Robert Wise put this picture together with producer Theron Warth, getting a top-notch script from Lillie Hayward. With the cast was assembled and the shoot approaching, there was talk of replacing Wise with Jacques Tourneur — in an attempt to recapture some of the Out Of The Past (1947) magic. Dore Schary stuck with Wise.

Everything from the shadowy noir touches and more authentic costumes (Wise studied period photographs) to the stunning Sedona locations and well-propped sets make Blood On The Moon a Western unlike any other, something truly unique — as much a character study as it is an action picture. And speaking of action, it’s got one of the damnedest saloon fights you’ve ever seen (between Mitchum and Preston).

Robert Wise: “I wanted to avoid one of those extremely staged-looking fistfights used in all the movies, where the stuntmen did this elaborate, acrobatic fighting and you saw the real actors only in close-ups. I wanted this to look like a real fight, with that awkward, brutal look of a real fight, and when it was done for the winner to look as exhausted as the loser. And Mitch was excited about this. He knew exactly what I was going for. I think he probably knew more than I did about barroom fights like this one.”
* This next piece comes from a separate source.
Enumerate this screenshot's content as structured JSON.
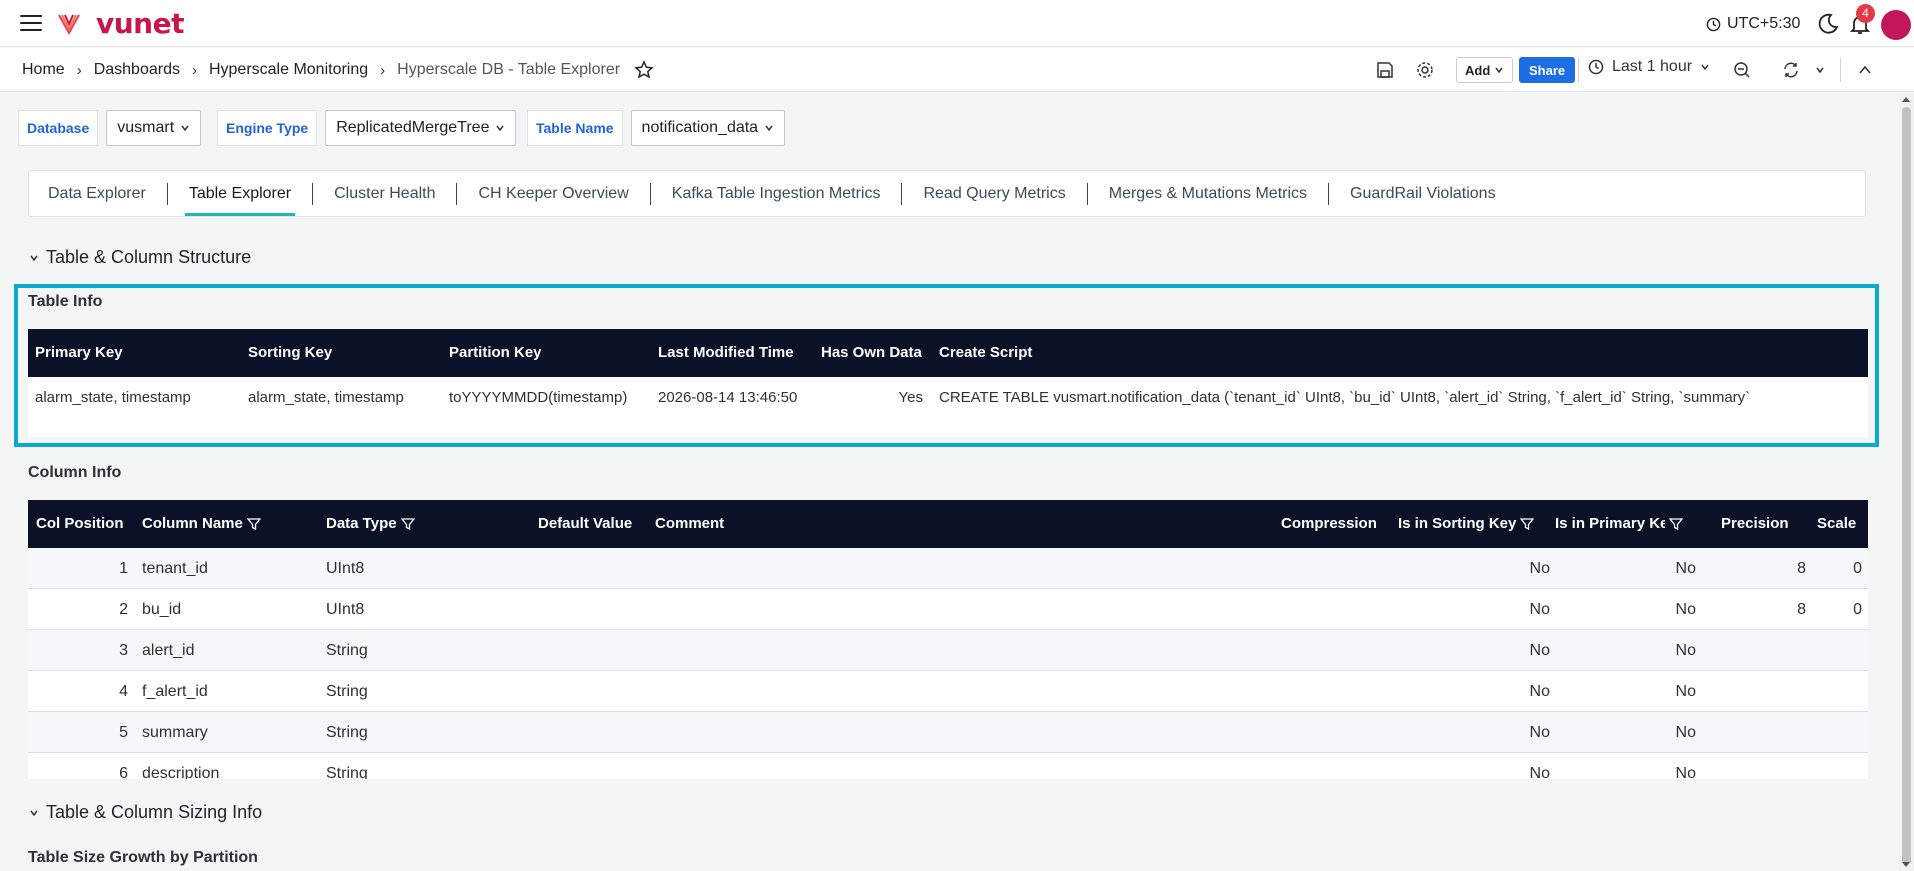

Blood On The Moon gets a huge boost from the atmospherics and deep shadows of cinematographer Nicholas Musuraca. One of the true artistes of the whole noir thing, he shot Stranger On The Third Floor (1940, considered the first film noir), Out Of The Past and Roadblock (1951). He was DP on a few of Val Lewton’s RKO horror pictures, such as Cat People (1942), The Ghost Ship (1943) and Bedlam (1946). And he shot a few of RKO’s Tim Holt pictures, giving them a look way beyond their budget. Thanks to Mr. Musuraca, Blood On The Moon is one of the best-looking B&W Westerns ever made, which makes its release on Blu-Ray something to be excited about.

This time around, Warner Archive has given us one of the best-looking B&W Blu-Rays I’ve seen. It’s clean and crisp, and the contrast levels are absolutely perfect — important in a picture that goes from snow-covered landscapes in daylight to the dark woods in the dead of night. Warner Archive is getting a lot of praise, well-deserved, for restoring 15 minutes to another Mitchum Western from 1948, Rachel And The Stranger. But seeing Blood On The Moon like this, so pristine, is a revelation. Highly, highly recommended.